Caltrop - History

History

Iron caltrops were used as early as 331 BC at Gaugamela according to Quintus Curtius (IV.13.36). They were known to the Romans as tribulus or sometimes as Murex ferreus, the latter meaning 'jagged iron'.

They were used in the Battle of Carrhae in 51 BC.

The late Roman writer Vegetius, referring in his work De Re Militari to scythed chariots, wrote:

The armed chariots used in war by Antiochus and Mithridates at first terrified the Romans, but they afterwards made a jest of them. As a chariot of this sort does not always meet with plain and level ground, the least obstruction stops it. And if one of the horses be either killed or wounded, it falls into the enemy's hands. The Roman soldiers rendered them useless chiefly by the following contrivance: at the instant the engagement began, they strewed the field of battle with caltrops, and the horses that drew the chariots, running full speed on them, were infallibly destroyed. A caltrop is a device composed of four spikes or points arranged so that in whatever manner it is thrown on the ground, it rests on three and presents the fourth upright.

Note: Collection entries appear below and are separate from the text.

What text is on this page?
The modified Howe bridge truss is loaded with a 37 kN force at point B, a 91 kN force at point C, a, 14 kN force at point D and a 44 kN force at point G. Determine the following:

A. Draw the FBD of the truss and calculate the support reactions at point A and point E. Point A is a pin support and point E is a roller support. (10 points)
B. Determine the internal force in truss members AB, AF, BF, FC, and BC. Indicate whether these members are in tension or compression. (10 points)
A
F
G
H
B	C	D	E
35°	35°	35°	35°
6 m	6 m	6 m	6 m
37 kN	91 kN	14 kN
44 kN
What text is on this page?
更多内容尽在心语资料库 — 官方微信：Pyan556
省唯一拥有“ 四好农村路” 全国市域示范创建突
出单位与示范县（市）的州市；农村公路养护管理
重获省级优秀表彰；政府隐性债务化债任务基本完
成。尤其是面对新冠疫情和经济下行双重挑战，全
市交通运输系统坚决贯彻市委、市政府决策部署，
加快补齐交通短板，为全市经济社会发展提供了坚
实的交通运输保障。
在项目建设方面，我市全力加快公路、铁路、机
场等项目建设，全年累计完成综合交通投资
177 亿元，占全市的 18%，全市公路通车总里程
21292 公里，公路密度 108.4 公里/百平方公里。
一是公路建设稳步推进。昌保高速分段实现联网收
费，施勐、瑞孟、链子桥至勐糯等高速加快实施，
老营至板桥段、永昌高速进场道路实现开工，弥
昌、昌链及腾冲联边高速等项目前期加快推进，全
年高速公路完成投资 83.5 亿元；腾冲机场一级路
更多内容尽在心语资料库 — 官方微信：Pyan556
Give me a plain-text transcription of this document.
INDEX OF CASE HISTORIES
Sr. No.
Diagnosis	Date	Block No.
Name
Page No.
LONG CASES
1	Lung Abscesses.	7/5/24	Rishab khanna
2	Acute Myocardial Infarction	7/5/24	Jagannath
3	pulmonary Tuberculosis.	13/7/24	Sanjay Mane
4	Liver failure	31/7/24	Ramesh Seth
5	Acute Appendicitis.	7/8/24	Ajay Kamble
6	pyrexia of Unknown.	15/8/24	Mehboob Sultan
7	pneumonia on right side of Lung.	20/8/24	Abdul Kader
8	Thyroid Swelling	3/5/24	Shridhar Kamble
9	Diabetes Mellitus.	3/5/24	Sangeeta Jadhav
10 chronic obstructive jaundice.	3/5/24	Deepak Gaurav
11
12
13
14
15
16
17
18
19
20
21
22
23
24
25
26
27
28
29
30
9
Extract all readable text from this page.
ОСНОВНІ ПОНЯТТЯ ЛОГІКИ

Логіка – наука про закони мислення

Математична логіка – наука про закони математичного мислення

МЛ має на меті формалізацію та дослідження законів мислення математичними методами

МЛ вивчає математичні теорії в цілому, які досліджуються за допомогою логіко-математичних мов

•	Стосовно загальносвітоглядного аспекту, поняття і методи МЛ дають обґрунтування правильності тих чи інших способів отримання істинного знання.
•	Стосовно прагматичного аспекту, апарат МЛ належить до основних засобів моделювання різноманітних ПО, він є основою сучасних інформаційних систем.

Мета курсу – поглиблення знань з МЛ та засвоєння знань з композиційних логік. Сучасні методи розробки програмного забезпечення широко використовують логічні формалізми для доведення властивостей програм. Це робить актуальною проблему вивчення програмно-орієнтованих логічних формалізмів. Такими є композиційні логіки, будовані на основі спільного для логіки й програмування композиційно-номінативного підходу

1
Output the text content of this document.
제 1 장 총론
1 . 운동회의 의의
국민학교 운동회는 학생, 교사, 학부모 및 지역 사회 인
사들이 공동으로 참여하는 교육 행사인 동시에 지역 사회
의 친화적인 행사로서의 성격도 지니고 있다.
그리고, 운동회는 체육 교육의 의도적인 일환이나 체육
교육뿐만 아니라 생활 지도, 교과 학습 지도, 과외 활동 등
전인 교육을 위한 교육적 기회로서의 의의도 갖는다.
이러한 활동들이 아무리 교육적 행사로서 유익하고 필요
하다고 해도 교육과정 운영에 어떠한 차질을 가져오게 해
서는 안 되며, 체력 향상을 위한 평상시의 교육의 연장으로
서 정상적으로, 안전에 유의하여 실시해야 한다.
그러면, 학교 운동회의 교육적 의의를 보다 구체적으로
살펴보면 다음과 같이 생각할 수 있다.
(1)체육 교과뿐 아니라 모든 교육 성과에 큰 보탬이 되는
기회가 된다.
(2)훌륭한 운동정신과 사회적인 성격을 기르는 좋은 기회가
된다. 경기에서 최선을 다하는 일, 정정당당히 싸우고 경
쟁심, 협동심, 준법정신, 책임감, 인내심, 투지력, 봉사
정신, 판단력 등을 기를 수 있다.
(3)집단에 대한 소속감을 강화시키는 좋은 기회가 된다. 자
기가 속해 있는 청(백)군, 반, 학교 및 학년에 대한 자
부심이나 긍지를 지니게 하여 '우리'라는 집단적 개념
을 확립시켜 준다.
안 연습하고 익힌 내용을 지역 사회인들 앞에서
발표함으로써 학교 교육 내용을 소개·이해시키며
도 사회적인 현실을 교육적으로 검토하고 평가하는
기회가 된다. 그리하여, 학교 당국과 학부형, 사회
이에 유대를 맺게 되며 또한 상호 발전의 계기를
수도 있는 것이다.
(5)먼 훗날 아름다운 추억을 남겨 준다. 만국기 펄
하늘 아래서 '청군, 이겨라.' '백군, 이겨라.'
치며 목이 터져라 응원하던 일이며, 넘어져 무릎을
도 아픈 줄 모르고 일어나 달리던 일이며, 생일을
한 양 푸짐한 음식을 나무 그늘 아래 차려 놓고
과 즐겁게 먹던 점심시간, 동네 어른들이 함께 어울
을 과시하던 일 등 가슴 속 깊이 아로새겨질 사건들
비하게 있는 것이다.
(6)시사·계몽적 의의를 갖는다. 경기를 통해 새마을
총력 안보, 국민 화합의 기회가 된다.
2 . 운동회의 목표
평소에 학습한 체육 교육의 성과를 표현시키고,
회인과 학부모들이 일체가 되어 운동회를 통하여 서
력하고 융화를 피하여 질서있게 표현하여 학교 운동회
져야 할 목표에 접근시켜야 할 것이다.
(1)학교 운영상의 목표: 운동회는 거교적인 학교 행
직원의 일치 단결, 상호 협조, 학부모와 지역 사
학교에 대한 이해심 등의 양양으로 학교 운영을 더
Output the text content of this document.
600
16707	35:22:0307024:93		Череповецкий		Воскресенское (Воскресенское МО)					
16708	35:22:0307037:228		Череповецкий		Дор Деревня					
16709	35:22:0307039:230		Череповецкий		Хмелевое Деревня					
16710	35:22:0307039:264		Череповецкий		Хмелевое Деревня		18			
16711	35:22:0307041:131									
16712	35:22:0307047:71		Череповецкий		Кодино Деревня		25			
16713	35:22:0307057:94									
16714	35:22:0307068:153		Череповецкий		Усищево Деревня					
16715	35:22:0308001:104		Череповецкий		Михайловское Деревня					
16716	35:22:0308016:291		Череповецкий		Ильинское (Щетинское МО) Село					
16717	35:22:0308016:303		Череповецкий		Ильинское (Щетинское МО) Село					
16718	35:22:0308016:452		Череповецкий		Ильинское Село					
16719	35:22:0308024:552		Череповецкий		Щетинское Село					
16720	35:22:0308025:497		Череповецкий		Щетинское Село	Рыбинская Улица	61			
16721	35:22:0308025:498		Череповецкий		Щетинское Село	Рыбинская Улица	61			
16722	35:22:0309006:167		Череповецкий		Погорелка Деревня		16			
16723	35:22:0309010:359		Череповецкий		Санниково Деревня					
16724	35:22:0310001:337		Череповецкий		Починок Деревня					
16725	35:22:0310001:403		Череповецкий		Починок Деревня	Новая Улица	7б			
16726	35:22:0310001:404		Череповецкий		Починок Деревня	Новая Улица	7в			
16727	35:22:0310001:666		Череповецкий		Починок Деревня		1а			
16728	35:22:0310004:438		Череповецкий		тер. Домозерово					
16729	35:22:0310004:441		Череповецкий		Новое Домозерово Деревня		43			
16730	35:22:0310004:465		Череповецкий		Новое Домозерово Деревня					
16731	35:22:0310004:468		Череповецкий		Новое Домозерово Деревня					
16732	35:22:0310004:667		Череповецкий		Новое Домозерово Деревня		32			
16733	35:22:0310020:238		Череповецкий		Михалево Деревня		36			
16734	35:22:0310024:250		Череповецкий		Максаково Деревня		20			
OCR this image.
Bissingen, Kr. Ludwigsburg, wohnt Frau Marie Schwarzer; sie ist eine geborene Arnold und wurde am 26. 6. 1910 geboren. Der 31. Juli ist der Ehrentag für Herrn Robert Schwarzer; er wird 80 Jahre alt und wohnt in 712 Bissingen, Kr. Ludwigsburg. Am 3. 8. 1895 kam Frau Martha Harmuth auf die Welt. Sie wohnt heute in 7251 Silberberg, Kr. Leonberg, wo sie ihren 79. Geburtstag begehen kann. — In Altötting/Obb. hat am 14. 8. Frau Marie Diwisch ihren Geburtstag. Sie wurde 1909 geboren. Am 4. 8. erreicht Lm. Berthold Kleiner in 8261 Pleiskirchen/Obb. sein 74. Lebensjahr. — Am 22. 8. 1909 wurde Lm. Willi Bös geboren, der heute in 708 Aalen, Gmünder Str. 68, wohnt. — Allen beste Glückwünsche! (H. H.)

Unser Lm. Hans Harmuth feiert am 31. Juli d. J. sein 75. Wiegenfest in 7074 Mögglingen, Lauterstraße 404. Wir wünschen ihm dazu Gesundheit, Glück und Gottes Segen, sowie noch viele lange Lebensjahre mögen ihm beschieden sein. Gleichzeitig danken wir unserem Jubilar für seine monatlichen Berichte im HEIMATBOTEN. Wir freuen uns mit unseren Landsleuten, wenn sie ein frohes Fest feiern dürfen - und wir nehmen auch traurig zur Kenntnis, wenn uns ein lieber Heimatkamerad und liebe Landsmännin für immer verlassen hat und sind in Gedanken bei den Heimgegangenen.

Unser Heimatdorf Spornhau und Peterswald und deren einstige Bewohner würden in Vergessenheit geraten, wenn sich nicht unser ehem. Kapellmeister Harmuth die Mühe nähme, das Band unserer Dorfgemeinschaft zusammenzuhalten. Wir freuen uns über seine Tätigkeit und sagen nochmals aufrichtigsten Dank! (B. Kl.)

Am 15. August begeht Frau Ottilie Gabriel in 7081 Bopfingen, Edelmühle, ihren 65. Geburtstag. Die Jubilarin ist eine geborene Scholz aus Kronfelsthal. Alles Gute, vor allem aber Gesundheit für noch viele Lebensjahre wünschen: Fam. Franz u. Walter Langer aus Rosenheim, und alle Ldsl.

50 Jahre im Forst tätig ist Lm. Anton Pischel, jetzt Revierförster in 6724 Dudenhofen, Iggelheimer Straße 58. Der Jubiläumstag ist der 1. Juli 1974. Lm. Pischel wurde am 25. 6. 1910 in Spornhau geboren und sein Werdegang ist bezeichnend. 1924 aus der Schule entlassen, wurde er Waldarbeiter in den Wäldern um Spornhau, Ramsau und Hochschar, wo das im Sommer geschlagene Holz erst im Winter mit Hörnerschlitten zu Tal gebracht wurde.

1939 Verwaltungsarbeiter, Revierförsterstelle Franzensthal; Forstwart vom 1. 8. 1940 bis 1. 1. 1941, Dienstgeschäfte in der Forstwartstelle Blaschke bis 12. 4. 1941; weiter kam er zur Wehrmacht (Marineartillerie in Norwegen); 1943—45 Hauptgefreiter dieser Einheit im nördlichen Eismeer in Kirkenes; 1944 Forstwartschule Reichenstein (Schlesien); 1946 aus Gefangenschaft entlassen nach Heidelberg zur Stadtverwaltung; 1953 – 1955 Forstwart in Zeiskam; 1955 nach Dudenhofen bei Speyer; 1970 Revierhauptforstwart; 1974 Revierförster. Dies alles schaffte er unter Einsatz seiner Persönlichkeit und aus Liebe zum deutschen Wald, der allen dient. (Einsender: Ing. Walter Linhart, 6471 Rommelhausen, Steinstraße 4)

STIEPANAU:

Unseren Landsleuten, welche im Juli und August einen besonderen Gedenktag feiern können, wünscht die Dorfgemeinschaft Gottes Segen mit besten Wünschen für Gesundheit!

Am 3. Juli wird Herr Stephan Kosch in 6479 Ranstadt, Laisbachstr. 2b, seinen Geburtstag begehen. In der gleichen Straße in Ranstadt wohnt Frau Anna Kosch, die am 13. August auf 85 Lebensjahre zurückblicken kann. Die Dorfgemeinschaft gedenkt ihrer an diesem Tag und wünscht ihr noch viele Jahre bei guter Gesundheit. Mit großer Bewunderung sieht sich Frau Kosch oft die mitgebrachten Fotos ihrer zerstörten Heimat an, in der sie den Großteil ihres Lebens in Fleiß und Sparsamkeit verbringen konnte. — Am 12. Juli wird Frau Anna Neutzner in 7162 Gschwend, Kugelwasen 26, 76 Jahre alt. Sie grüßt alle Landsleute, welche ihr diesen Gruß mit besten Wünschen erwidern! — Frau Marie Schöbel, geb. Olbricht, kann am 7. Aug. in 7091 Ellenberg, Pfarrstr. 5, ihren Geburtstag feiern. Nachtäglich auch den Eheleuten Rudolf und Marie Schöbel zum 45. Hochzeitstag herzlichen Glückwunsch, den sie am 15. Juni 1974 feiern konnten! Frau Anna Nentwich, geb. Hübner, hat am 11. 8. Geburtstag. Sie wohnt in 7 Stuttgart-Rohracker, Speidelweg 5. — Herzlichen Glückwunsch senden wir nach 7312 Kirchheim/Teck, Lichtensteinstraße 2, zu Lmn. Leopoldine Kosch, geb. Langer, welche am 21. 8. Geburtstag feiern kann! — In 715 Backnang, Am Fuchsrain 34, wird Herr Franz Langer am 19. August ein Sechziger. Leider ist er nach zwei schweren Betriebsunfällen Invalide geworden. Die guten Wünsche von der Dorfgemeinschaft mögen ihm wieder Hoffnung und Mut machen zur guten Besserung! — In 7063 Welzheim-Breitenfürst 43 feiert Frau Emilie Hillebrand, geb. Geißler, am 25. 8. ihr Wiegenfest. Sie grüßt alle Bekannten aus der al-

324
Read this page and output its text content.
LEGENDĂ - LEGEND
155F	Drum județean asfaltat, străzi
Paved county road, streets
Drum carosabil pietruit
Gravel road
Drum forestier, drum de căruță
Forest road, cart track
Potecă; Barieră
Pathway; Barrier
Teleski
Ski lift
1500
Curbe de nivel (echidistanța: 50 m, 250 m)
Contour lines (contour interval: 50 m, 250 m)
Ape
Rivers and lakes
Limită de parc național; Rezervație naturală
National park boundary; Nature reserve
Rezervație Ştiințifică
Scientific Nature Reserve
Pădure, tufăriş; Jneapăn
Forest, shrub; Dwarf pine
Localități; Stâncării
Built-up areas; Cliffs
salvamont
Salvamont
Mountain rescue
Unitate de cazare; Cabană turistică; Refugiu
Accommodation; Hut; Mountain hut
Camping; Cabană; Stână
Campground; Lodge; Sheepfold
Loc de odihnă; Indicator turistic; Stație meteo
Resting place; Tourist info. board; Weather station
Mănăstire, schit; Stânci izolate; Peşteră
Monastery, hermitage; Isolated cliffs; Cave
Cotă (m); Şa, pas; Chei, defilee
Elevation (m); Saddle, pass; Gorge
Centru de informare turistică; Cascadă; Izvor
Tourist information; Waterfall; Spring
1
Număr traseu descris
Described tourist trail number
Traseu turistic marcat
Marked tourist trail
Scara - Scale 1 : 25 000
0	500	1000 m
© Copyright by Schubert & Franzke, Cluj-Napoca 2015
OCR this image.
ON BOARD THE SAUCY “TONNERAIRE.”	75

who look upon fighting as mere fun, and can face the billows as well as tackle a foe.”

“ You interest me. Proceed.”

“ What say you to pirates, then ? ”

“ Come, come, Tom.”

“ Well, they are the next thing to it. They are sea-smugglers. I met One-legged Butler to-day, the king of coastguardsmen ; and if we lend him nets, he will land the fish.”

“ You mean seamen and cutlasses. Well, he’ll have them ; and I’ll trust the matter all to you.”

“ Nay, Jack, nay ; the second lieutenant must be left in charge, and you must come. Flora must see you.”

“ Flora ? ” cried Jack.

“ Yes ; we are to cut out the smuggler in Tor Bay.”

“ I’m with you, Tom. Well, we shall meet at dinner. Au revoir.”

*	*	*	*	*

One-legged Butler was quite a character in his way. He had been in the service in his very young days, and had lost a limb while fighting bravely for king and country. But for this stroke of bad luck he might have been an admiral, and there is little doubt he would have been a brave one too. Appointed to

Contrary to popular belief there is no evidence that the caltrop was used in either the first Wars of Scottish Independence (1296–1328), or second wars (1332–1357 A single example was found in Jamestown, Virginia, in the United States.

Undoubtedly the most unusual weapon or military device surviving from seventeenth-century Virginia is known as a caltrop, a single example of which has been found at Jamestown. It amounts to a widely spread iron tripod about three inches long with another leg sticking vertically upward, so that however you throw it down, one spike always sticks up. ... There is no doubt that the most inscrutable Indian treading on a caltrop would be shocked into noisy comment. ... The fact that only one has been found would seem to suggest that they were used little, if at all. As with all military equipment designed for European wars, the caltrop’s presence in Virginia must be considered in the light of possible attacks by the Spaniards as well as assaults from the Indians.

The Japanese version of the caltrop is called makibishi. Makibishi were sharp spiked objects that were used in feudal Japan to slow down pursuers and also were used in the defense of samurai fortifications. Iron makibishi were called tetsubishi while the makibishi made from the dried seed pod of the water chestnut formed a natural type of makibashi called tennenbishi. Both types of makibishi could penetrate the thin soles of the shoes such as the waraji sandals that were commonly worn in feudal Japan.

The very same Caltrops were used extensively and to very good effect during World War II so much so that the modifications and variants produced by the Special Operations Executive (SOE) and the Office of Strategic Services (OSS) are still in use today within Special Forces and Law Enforcement bodies.